Why change anything in a law department when there is always too much work to do and a good deal of it is interesting. Moreover, clients appreciate the contribution of the in-house counsel and have no real complaints.

Innovation is not invention. It is about introducing something new that, perhaps, has been done elsewhere. Or it is about improving what is being done and the way it is being done. Legal professionals do this by inclination and training.

Over the last 5 years, I have seen that many more law departments have formal, annual business plans in place than was the case previously. Some are developed from the bottom up after consulting the members of the department. Too few can be readily aligned with the company's corporate business plan and operating priorities. All the boxes are ticked, but it is difficult to see how the legal team leverages its knowledge of the company and its skills to add value in the company. Lots of activity, but the impact is indirect at best.

A key performance indicator is designed to focus resources on priorities that will make a difference to the company and to internal clients. The earliest editions of performance plans for law departments always contained activities to improve service levels and overall satisfaction with the law department. This was pretty much the same basic approach that one would expect from a law firm.

The next generation of business plans, with KPIs and their corporate targets were more sophisticated in that they included contribution to specific projects, controlling the cost of external counsel, and developing the capabilities of senior members of the law department. Every one of the objectives had some sort of innovation built into it. Innovation was embedded and assumed in the initiatives or actions supporting other KPIs like efficiency, cost-reduction, technology and knowledge transfer.

Yet in recent months, I have come to the conclusion that having a stand-alone KPI for innovation, as well as having "innovative" activity supporting other KPIs, is well worth it. This is not because law departments need a longer list of things to do or to measure. Instead, an innovation KPI requires the leadership and members of the law department to actually discuss innovation, to develop initiatives that make a difference in the company, and then to invest the resources to make this happen.

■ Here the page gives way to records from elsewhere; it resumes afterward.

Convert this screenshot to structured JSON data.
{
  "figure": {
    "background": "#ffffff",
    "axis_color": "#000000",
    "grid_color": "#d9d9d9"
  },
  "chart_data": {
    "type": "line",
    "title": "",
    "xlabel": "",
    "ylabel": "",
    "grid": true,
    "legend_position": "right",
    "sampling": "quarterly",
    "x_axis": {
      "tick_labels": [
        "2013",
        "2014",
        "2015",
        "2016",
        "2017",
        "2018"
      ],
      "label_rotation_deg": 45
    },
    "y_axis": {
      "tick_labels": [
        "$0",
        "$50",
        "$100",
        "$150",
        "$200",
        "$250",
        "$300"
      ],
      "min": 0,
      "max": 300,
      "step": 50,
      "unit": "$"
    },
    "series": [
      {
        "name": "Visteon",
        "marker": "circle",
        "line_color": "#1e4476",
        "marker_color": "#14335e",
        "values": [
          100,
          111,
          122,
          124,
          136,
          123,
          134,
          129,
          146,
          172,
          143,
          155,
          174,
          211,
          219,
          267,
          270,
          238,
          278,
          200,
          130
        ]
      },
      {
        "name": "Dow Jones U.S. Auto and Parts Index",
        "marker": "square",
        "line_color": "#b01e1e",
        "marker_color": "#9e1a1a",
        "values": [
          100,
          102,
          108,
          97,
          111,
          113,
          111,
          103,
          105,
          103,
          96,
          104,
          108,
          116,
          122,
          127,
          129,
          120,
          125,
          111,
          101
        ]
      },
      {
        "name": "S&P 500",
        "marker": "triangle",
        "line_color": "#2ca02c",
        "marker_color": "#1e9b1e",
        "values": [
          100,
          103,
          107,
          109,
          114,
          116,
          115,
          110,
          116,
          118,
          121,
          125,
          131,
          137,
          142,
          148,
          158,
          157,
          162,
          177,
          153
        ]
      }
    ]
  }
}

There are several categories that should be priorities for innovation in the law department. These include

  • shifting more of the resources from daily operational support of business units to developmental and corporate projects that the company says are priorities
  • insuring the self-sufficiency of business units with a combination of training, systems, templates and a more limited role in contract reviews, all with a view to boost the available capacity of the law department by 25 %
  • abandoning hourly-based legal work in favour of performance-based fees for external counsel
  • making sure that the lawyers and other members of the law department has substantially challenging work most of the time
  • raising the proficiency of the department's lawyers in skill areas: leadership, business negotiations, and project management – all intended to ensure that they are not "strictly legal" as time goes on

Innovation has several beneficial side effects: it demands creativity; it depends on discipline to execute the initiatives; and it is transformative. Moreover, innovation is interesting – far more than working faster or longer hours or getting greater discounts from law firms.

For the most part, the best innovations for a law department are externally focussed. They are dedicated to corporate projects and to the priorities of the business units rather than to the internal workings of the law department. Successful innovation answers he question "What difference do the lawyers make?"

There are now at least three national awards available for law departments that innovate. Service and adaptability can be replaced by innovative contributions on multiple fronts as the hallmark of law departments determined to add value. May the best innovators win.